El hombre de Tánger

 

Si hubiera tenido que hacer un dibujo de la fachada del hotel, Maestre lo hubiera reproducido tal cual estaba. No era solo su memoria fotográfica bien entrenada, sino el hecho de que había pasado horas sentado en el bar de enfrente, esperando. Era un viejo edificio de cuatro plantas, de ladrillo rojo, con grandes balcones protegidos por celosías de madera y rebosantes de plantas que le daban un aire más fresco que lo que la ciudad de Murcia daba de sí. El único cambio era el moderno cartel que, sobre la entrada, anunciaba el nombre del hotel, desaparecido el letrero luminoso que recorría toda la fachada desde la calle hasta la terraza.
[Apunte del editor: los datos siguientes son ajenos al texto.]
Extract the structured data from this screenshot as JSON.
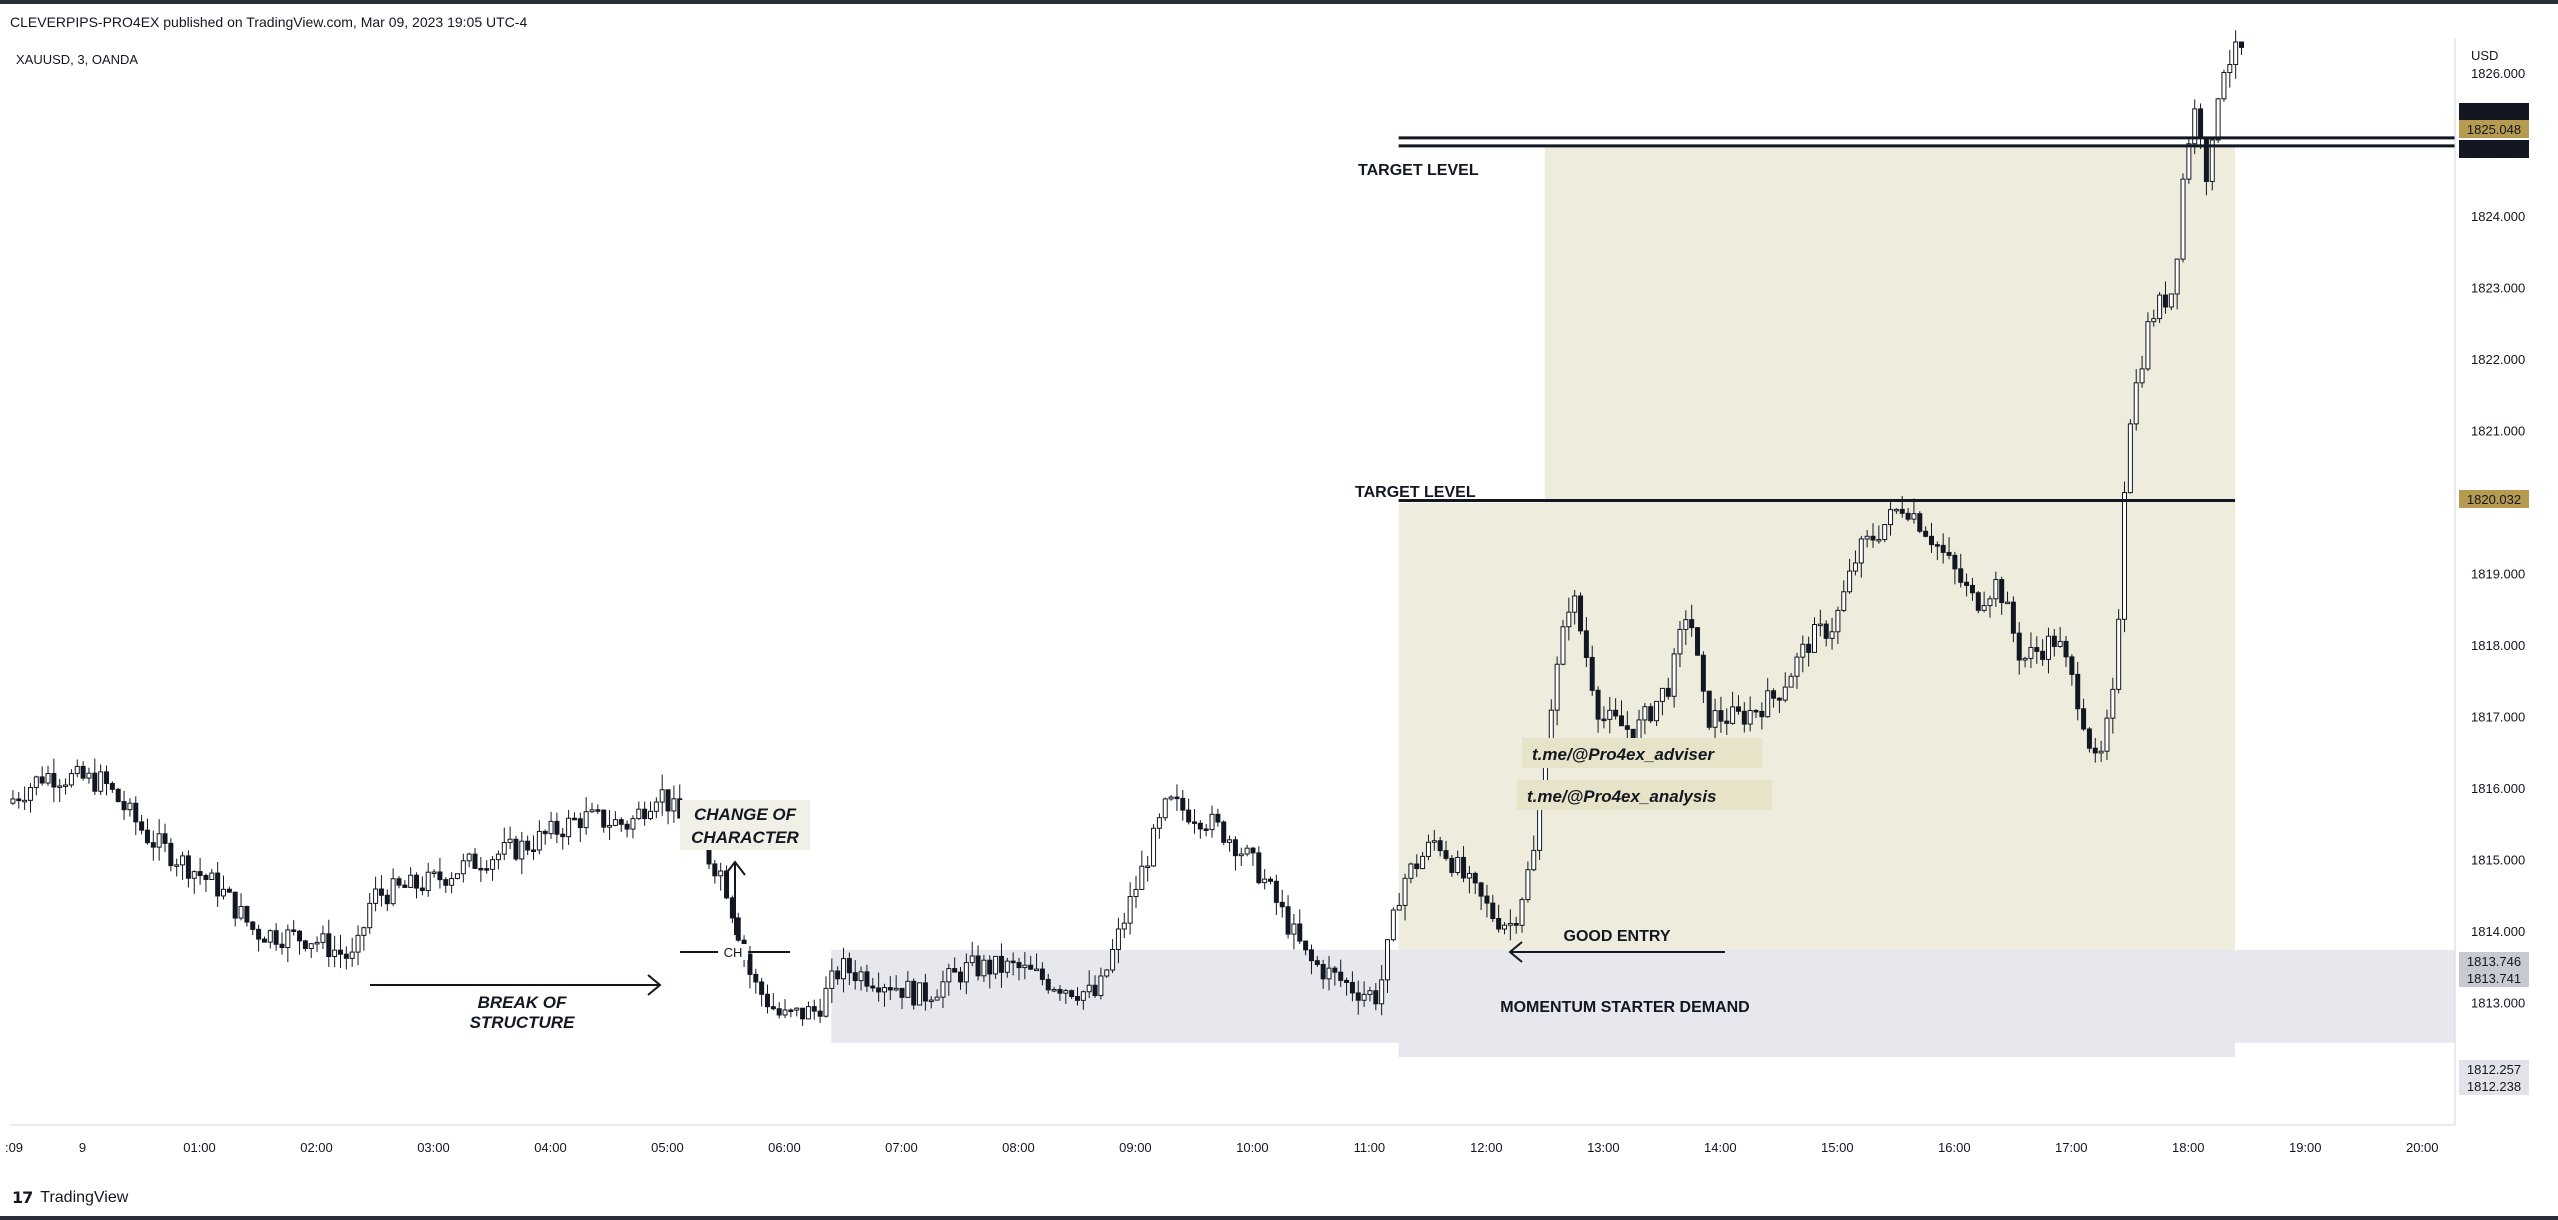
{
  "header": {
    "published": "CLEVERPIPS-PRO4EX published on TradingView.com, Mar 09, 2023 19:05 UTC-4",
    "symbol": "XAUUSD, 3, OANDA"
  },
  "footer": {
    "logo": "17",
    "brand": "TradingView"
  },
  "colors": {
    "candle": "#131722",
    "target_zone": "#eeecdc",
    "demand_zone": "#e6e8ee",
    "gold_badge": "#b59a50",
    "dark_badge": "#131722",
    "gray_badge": "#c7cad3"
  },
  "chart_data": {
    "type": "candlestick",
    "title": "XAUUSD, 3, OANDA",
    "y_axis": {
      "label": "USD",
      "min": 1811.3,
      "max": 1826.5,
      "ticks": [
        "1813.000",
        "1814.000",
        "1815.000",
        "1816.000",
        "1817.000",
        "1818.000",
        "1819.000",
        "1820.000",
        "1821.000",
        "1822.000",
        "1823.000",
        "1824.000",
        "1825.000",
        "1826.000"
      ]
    },
    "x_axis": {
      "ticks": [
        ":09",
        "9",
        "01:00",
        "02:00",
        "03:00",
        "04:00",
        "05:00",
        "06:00",
        "07:00",
        "08:00",
        "09:00",
        "10:00",
        "11:00",
        "12:00",
        "13:00",
        "14:00",
        "15:00",
        "16:00",
        "17:00",
        "18:00",
        "19:00",
        "20:00"
      ],
      "t_min": -0.62,
      "t_max": 20.28
    },
    "price_path": [
      {
        "t": -0.62,
        "p": 1815.8
      },
      {
        "t": -0.3,
        "p": 1816.2
      },
      {
        "t": 0.2,
        "p": 1816.1
      },
      {
        "t": 0.6,
        "p": 1815.3
      },
      {
        "t": 0.95,
        "p": 1814.9
      },
      {
        "t": 1.2,
        "p": 1814.6
      },
      {
        "t": 1.5,
        "p": 1814.0
      },
      {
        "t": 2.0,
        "p": 1813.9
      },
      {
        "t": 2.35,
        "p": 1813.6
      },
      {
        "t": 2.5,
        "p": 1814.5
      },
      {
        "t": 3.0,
        "p": 1814.7
      },
      {
        "t": 3.4,
        "p": 1815.0
      },
      {
        "t": 3.8,
        "p": 1815.2
      },
      {
        "t": 4.3,
        "p": 1815.6
      },
      {
        "t": 4.7,
        "p": 1815.5
      },
      {
        "t": 4.95,
        "p": 1816.0
      },
      {
        "t": 5.2,
        "p": 1815.4
      },
      {
        "t": 5.5,
        "p": 1814.8
      },
      {
        "t": 5.75,
        "p": 1813.3
      },
      {
        "t": 6.0,
        "p": 1812.8
      },
      {
        "t": 6.3,
        "p": 1812.9
      },
      {
        "t": 6.5,
        "p": 1813.5
      },
      {
        "t": 6.9,
        "p": 1813.3
      },
      {
        "t": 7.2,
        "p": 1813.1
      },
      {
        "t": 7.6,
        "p": 1813.5
      },
      {
        "t": 8.0,
        "p": 1813.5
      },
      {
        "t": 8.3,
        "p": 1813.3
      },
      {
        "t": 8.7,
        "p": 1813.1
      },
      {
        "t": 9.0,
        "p": 1814.5
      },
      {
        "t": 9.3,
        "p": 1815.8
      },
      {
        "t": 9.6,
        "p": 1815.6
      },
      {
        "t": 9.85,
        "p": 1815.3
      },
      {
        "t": 10.1,
        "p": 1814.8
      },
      {
        "t": 10.5,
        "p": 1813.6
      },
      {
        "t": 10.9,
        "p": 1813.2
      },
      {
        "t": 11.1,
        "p": 1813.1
      },
      {
        "t": 11.3,
        "p": 1814.7
      },
      {
        "t": 11.6,
        "p": 1815.3
      },
      {
        "t": 11.9,
        "p": 1814.6
      },
      {
        "t": 12.1,
        "p": 1814.2
      },
      {
        "t": 12.25,
        "p": 1814.1
      },
      {
        "t": 12.45,
        "p": 1815.2
      },
      {
        "t": 12.55,
        "p": 1816.9
      },
      {
        "t": 12.75,
        "p": 1818.8
      },
      {
        "t": 13.0,
        "p": 1817.0
      },
      {
        "t": 13.3,
        "p": 1816.8
      },
      {
        "t": 13.6,
        "p": 1817.5
      },
      {
        "t": 13.75,
        "p": 1818.6
      },
      {
        "t": 13.9,
        "p": 1817.0
      },
      {
        "t": 14.2,
        "p": 1817.0
      },
      {
        "t": 14.5,
        "p": 1817.3
      },
      {
        "t": 14.8,
        "p": 1818.1
      },
      {
        "t": 15.0,
        "p": 1818.3
      },
      {
        "t": 15.2,
        "p": 1819.3
      },
      {
        "t": 15.6,
        "p": 1820.0
      },
      {
        "t": 15.8,
        "p": 1819.6
      },
      {
        "t": 16.0,
        "p": 1819.1
      },
      {
        "t": 16.2,
        "p": 1818.6
      },
      {
        "t": 16.4,
        "p": 1818.9
      },
      {
        "t": 16.6,
        "p": 1817.8
      },
      {
        "t": 16.9,
        "p": 1818.1
      },
      {
        "t": 17.1,
        "p": 1817.2
      },
      {
        "t": 17.25,
        "p": 1816.2
      },
      {
        "t": 17.4,
        "p": 1817.4
      },
      {
        "t": 17.5,
        "p": 1821.0
      },
      {
        "t": 17.7,
        "p": 1822.6
      },
      {
        "t": 17.9,
        "p": 1823.0
      },
      {
        "t": 18.0,
        "p": 1824.9
      },
      {
        "t": 18.1,
        "p": 1825.6
      },
      {
        "t": 18.2,
        "p": 1824.4
      },
      {
        "t": 18.3,
        "p": 1826.1
      },
      {
        "t": 18.45,
        "p": 1826.3
      }
    ],
    "levels": [
      {
        "name": "Upper target line",
        "price": 1825.104,
        "t_start": 11.25,
        "t_end": 20.28
      },
      {
        "name": "Upper target line 2",
        "price": 1824.992,
        "t_start": 11.25,
        "t_end": 20.28
      },
      {
        "name": "Lower target line",
        "price": 1820.032,
        "t_start": 11.25,
        "t_end": 18.4
      }
    ],
    "zones": [
      {
        "name": "target-zone-upper",
        "p_top": 1825.0,
        "p_bottom": 1813.75,
        "t_start": 12.5,
        "t_end": 18.4
      },
      {
        "name": "target-zone-lower",
        "p_top": 1820.0,
        "p_bottom": 1813.75,
        "t_start": 11.25,
        "t_end": 12.5
      },
      {
        "name": "demand-zone-left",
        "p_top": 1813.75,
        "p_bottom": 1812.45,
        "t_start": 6.4,
        "t_end": 11.25
      },
      {
        "name": "demand-zone-right",
        "p_top": 1813.75,
        "p_bottom": 1812.25,
        "t_start": 11.25,
        "t_end": 18.4
      },
      {
        "name": "demand-zone-right-ext",
        "p_top": 1813.746,
        "p_bottom": 1812.45,
        "t_start": 18.4,
        "t_end": 20.28
      }
    ],
    "price_badges": [
      {
        "value": "1825.104",
        "price": 1825.104,
        "style": "dark"
      },
      {
        "value": "1825.048",
        "price": 1825.048,
        "style": "gold"
      },
      {
        "value": "1824.992",
        "price": 1824.992,
        "style": "dark"
      },
      {
        "value": "1820.032",
        "price": 1820.032,
        "style": "gold"
      },
      {
        "value": "1813.746",
        "price": 1813.746,
        "style": "gray"
      },
      {
        "value": "1813.741",
        "price": 1813.741,
        "style": "gray"
      },
      {
        "value": "1812.257",
        "price": 1812.257,
        "style": "light"
      },
      {
        "value": "1812.238",
        "price": 1812.238,
        "style": "light"
      }
    ],
    "annotations": {
      "target_level_upper": "TARGET LEVEL",
      "target_level_lower": "TARGET LEVEL",
      "change_of_character": [
        "CHANGE OF",
        "CHARACTER"
      ],
      "break_of_structure": [
        "BREAK OF",
        "STRUCTURE"
      ],
      "ch_label": "CH",
      "good_entry": "GOOD ENTRY",
      "momentum_demand": "MOMENTUM STARTER DEMAND",
      "watermark_1": "t.me/@Pro4ex_adviser",
      "watermark_2": "t.me/@Pro4ex_analysis"
    }
  }
}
De aquellos plantones hacia mucho tiempo, pero no tanto como para no recordarlo. Esta vez solo esperó lo justo hasta apurar el cigarrillo, lanzarlo al suelo y pisar luego la colilla casi con rabia. Eugenia estaba ya en el pequeño saloncito anexo al bar, tan hermosa que hacía daño mirarla porque lo suyo no era la belleza clásica de una rubia espectacular, sino algo con mucha más personalidad, con unos ojos verdes grandes e incisivos, un labio superior ligeramente inclinado hacia un lado, los pómulos altos, demasiado altos para ser perfectos y un cuerpo que, ahí sí, rozaba la perfección, de un modo que tres años no eran suficientes para olvidarse de él. No se puso en pie cuando le vio entrar, solo dejó la revista que estaba ojeando y cruzó las piernas en un gesto que Maestre interpretó como una advertencia.